In 1986, Ken Guscott and others organized a group to build a million square foot skyscraper that is at One Lincoln Street, the headquarters of State Street Bank. There have been few comparable black-owned real estate projects in the U.S.

But another similar venture is underway. Richard Taylor has developed a project to build one of Boston’s largest hotels. He has plans for a $550 million, 1,054 room hotel opposite Boston’s Convention and Exposition Center. It will be built on a ground lease from the Massachusetts Port Authority. Usually white developers have a plan and invite some blacks to participate for the sake of diversity. Thomas P. Glynn, then CEO of the port authority, handled the matter the other way around. Competent white-owned companies were invited to participate if they accept a 25 percent racial involvement in every aspect of the project.

The new Seaport District hotel under development. PHOTO: OMNI RESORTS AND HOTELS AND NEW BOSTON HOSPITALITY, LLC.

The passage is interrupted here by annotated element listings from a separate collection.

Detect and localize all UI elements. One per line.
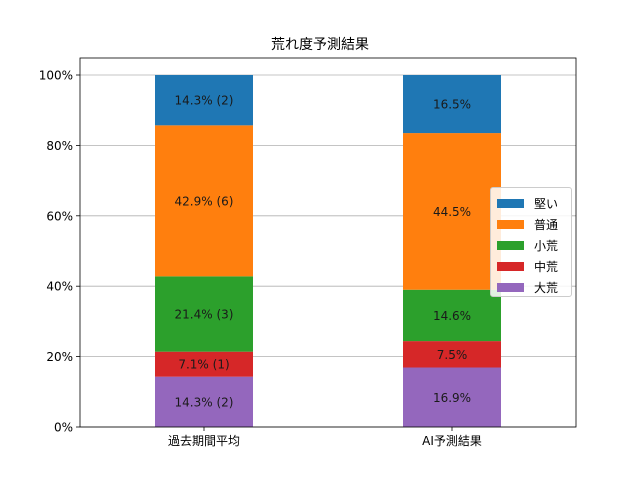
legend-swatch	[497, 283, 524, 292]
bar-data-label: 14.3% (2)	[175, 94, 234, 108]
bar-data-label: 14.6%	[433, 309, 471, 323]
legend-item: 大荒	[497, 277, 565, 298]
legend-label: 普通	[534, 218, 559, 232]
x-tick-label: 過去期間平均	[168, 434, 240, 448]
legend-label: 堅い	[534, 197, 559, 211]
y-tick-label: 40%	[46, 280, 73, 294]
bar-segment	[403, 133, 501, 290]
y-tick-group: 0% 20% 40% 60% 80% 100%	[39, 69, 80, 435]
legend-swatch	[497, 199, 524, 208]
bar-segment	[403, 289, 501, 342]
legend-label: 大荒	[534, 281, 559, 295]
bar-segment	[403, 341, 501, 368]
bar-data-label: 14.3% (2)	[175, 395, 234, 409]
legend-label: 小荒	[534, 239, 559, 253]
bar-segment	[403, 367, 501, 427]
legend-item: 普通	[497, 214, 565, 235]
y-tick-label: 0%	[54, 421, 73, 435]
bar-data-label: 42.9% (6)	[175, 194, 234, 208]
chart-title: 荒れ度予測結果	[271, 37, 369, 53]
legend-item: 小荒	[497, 235, 565, 256]
bar-data-label: 16.9%	[433, 391, 471, 405]
bar-segment	[403, 75, 501, 134]
bar-label-group: 14.3% (2) 7.1% (1) 21.4% (3) 42.9% (6) 14.3%…	[175, 94, 472, 410]
y-tick-label: 100%	[39, 69, 73, 83]
axes	[79, 57, 577, 428]
bar-segment	[155, 125, 253, 277]
legend-item: 中荒	[497, 256, 565, 277]
x-tick-group: 過去期間平均 AI予測結果	[168, 427, 482, 448]
bar-segment	[155, 276, 253, 352]
y-tick-label: 80%	[46, 139, 73, 153]
y-tick-label: 20%	[46, 350, 73, 364]
legend: 堅い普通小荒中荒大荒	[490, 187, 572, 297]
bar-stack-group	[155, 75, 501, 427]
legend-item: 堅い	[497, 193, 565, 214]
bar-segment	[155, 376, 253, 427]
bar-segment	[155, 351, 253, 377]
legend-swatch	[497, 241, 524, 250]
plot-frame	[79, 57, 577, 428]
bar-data-label: 7.5%	[437, 348, 468, 362]
x-tick-label: AI予測結果	[422, 434, 482, 448]
legend-label: 中荒	[534, 260, 559, 274]
bar-data-label: 7.1% (1)	[178, 358, 229, 372]
legend-swatch	[497, 262, 524, 271]
bar-data-label: 16.5%	[433, 98, 471, 112]
bar-segment	[155, 75, 253, 126]
bar-data-label: 21.4% (3)	[175, 308, 234, 322]
bar-data-label: 44.5%	[433, 205, 471, 219]
y-tick-label: 60%	[46, 209, 73, 223]
legend-swatch	[497, 220, 524, 229]
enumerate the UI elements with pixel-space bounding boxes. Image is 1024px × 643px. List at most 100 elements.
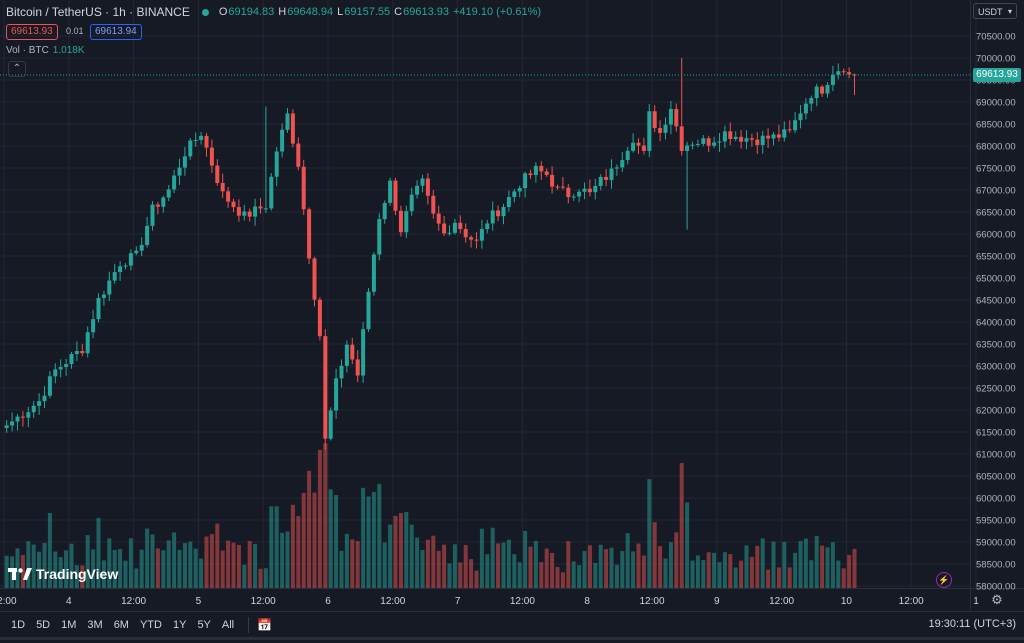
volume-bar	[771, 541, 776, 588]
candle-body	[679, 126, 684, 151]
volume-bar	[512, 554, 517, 588]
volume-bar	[577, 565, 582, 588]
range-ytd[interactable]: YTD	[139, 619, 162, 631]
candle-body	[307, 209, 312, 259]
volume-bar	[26, 541, 31, 588]
candle-body	[836, 71, 841, 75]
volume-bar	[452, 544, 457, 588]
change-value: +419.10 (+0.61%)	[453, 6, 542, 18]
range-1d[interactable]: 1D	[11, 619, 26, 631]
volume-bar	[820, 545, 825, 588]
candle-body	[112, 272, 117, 281]
clock-timezone[interactable]: 19:30:11 (UTC+3)	[928, 618, 1016, 630]
volume-bar	[31, 544, 36, 588]
volume-bar	[398, 513, 403, 588]
candle-body	[436, 213, 441, 224]
candle-body	[344, 344, 349, 366]
time-axis[interactable]: 12:00 4 12:00 5 12:00 6 12:00 7 12:00 8 12:00 9 12:0…	[0, 596, 979, 607]
price-tick-label: 66000.00	[976, 230, 1016, 241]
low-label: L	[337, 6, 344, 18]
candle-body	[501, 207, 506, 217]
range-5d[interactable]: 5D	[36, 619, 51, 631]
volume-legend[interactable]: Vol · BTC 1.018K	[6, 45, 85, 56]
volume-bar	[47, 512, 52, 588]
volume-bar	[53, 551, 58, 588]
candle-body	[317, 299, 322, 337]
currency-select[interactable]: USDT ▾	[973, 3, 1017, 19]
candle-body	[188, 140, 193, 157]
candle-body	[668, 108, 673, 125]
price-tick-label: 59000.00	[976, 538, 1016, 549]
volume-bar	[242, 564, 247, 588]
range-3m[interactable]: 3M	[87, 619, 103, 631]
volume-bar	[290, 504, 295, 588]
range-1y[interactable]: 1Y	[172, 619, 187, 631]
gear-icon[interactable]: ⚙	[991, 592, 1003, 607]
volume-bar	[328, 489, 333, 588]
price-tick-label: 63000.00	[976, 362, 1016, 373]
candle-body	[458, 222, 463, 230]
volume-bar	[199, 558, 204, 588]
volume-bar	[598, 544, 603, 588]
lightning-icon[interactable]: ⚡	[936, 572, 952, 588]
time-tick-label: 12:00	[639, 596, 664, 607]
range-6m[interactable]: 6M	[113, 619, 129, 631]
time-tick-label: 10	[841, 596, 853, 607]
candle-body	[771, 134, 776, 139]
volume-bar	[749, 556, 754, 588]
volume-bar	[58, 557, 63, 588]
range-5y[interactable]: 5Y	[197, 619, 211, 631]
candle-body	[485, 223, 490, 230]
volume-bar	[172, 532, 177, 588]
candle-body	[215, 165, 220, 183]
candle-body	[809, 98, 814, 104]
symbol-title[interactable]: Bitcoin / TetherUS · 1h · BINANCE	[6, 5, 190, 19]
candle-body	[820, 86, 825, 94]
price-tick-label: 68500.00	[976, 120, 1016, 131]
volume-bar	[150, 534, 155, 588]
volume-bar	[652, 522, 657, 588]
buy-button[interactable]: 69613.94	[90, 24, 142, 40]
candle-body	[631, 142, 636, 151]
candle-body	[269, 176, 274, 209]
time-tick-label: 8	[584, 596, 590, 607]
time-tick-label: 5	[196, 596, 202, 607]
chevron-up-icon[interactable]: ⌃	[8, 61, 26, 77]
volume-bar	[474, 570, 479, 588]
candle-body	[53, 369, 58, 377]
candle-body	[134, 250, 139, 254]
candle-body	[847, 72, 852, 75]
volume-bar	[74, 565, 79, 588]
tradingview-logo[interactable]: TradingView	[8, 566, 118, 582]
volume-bar	[350, 539, 355, 588]
candle-body	[334, 378, 339, 411]
high-label: H	[278, 6, 287, 18]
price-tick-label: 60500.00	[976, 472, 1016, 483]
volume-bar	[193, 548, 198, 588]
volume-bar	[744, 545, 749, 588]
candle-body	[544, 171, 549, 175]
candle-body	[577, 191, 582, 197]
chevron-down-icon: ▾	[1007, 7, 1012, 16]
range-all[interactable]: All	[221, 619, 235, 631]
price-axis[interactable]: 58000.00 58500.00 59000.00 59500.00 60000.00…	[976, 32, 1016, 593]
close-label: C	[394, 6, 403, 18]
volume-bar	[64, 550, 69, 588]
candle-body	[782, 129, 787, 138]
volume-bar	[442, 544, 447, 588]
price-tick-label: 70500.00	[976, 32, 1016, 43]
calendar-range-icon[interactable]: 📅	[257, 618, 273, 632]
candle-body	[442, 223, 447, 234]
volume-bar	[177, 549, 182, 588]
candle-body	[118, 266, 123, 273]
sell-button[interactable]: 69613.93	[6, 24, 58, 40]
volume-bar	[301, 492, 306, 588]
grid-lines	[0, 0, 977, 588]
candle-body	[393, 180, 398, 211]
candle-body	[560, 186, 565, 188]
range-1m[interactable]: 1M	[61, 619, 77, 631]
candle-body	[398, 210, 403, 233]
volume-bar	[280, 532, 285, 588]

The new Seaport District hotel under development. PHOTO: OMNI RESORTS AND HOTELS AND NEW BOSTON HOSPITALITY, LLC.

This will not be the first hotel in Boston with black owners. In 1998, Thomas Welch and Kirk Sykes began development on the Crosstown Center which included a Hampton Inn and Suites hotel. Welch and Sykes continue to have a substantial equity in Crosstown Center.

In another imaginatively conceived development, Elma Lewis Partners, LLC has the development rights for property opposite Boston Police Headquarters on Tremont Street. This will be mixed use with retail, office space, residential units and a parking garage. The space will also contain the Museum of National Afro-American Artists. Revenue from the project will provide income for the museum. The project is called Tremont Crossing, and is about to break ground after many delays.

Visitors to Boston will see that the public school headquarters, named after Bruce Bolling, is located in a new building in Dudley Square, a predominantly black community. Proposals are now under consideration for several other buildings in the Dudley Square area. These decisions will determine the demographics of the future area residents and what kind of shops will be able to prosper there.

Blacks in Boston fully understand that the Jim Crow era is over. Racial discrimination still exists, but it is rarely powerful enough to divert a committed African American from pursuing his or her goals. For those of the older generation, who had to battle for every forward step, the path is relatively clear.

As we go forward there will be a competitive response from others, but do not believe that always stems from racial discrimination. Bostonians are a salty, competitive bunch, but everyone anticipates an illuminating experience from visitors for the 2020 NAACP national convention.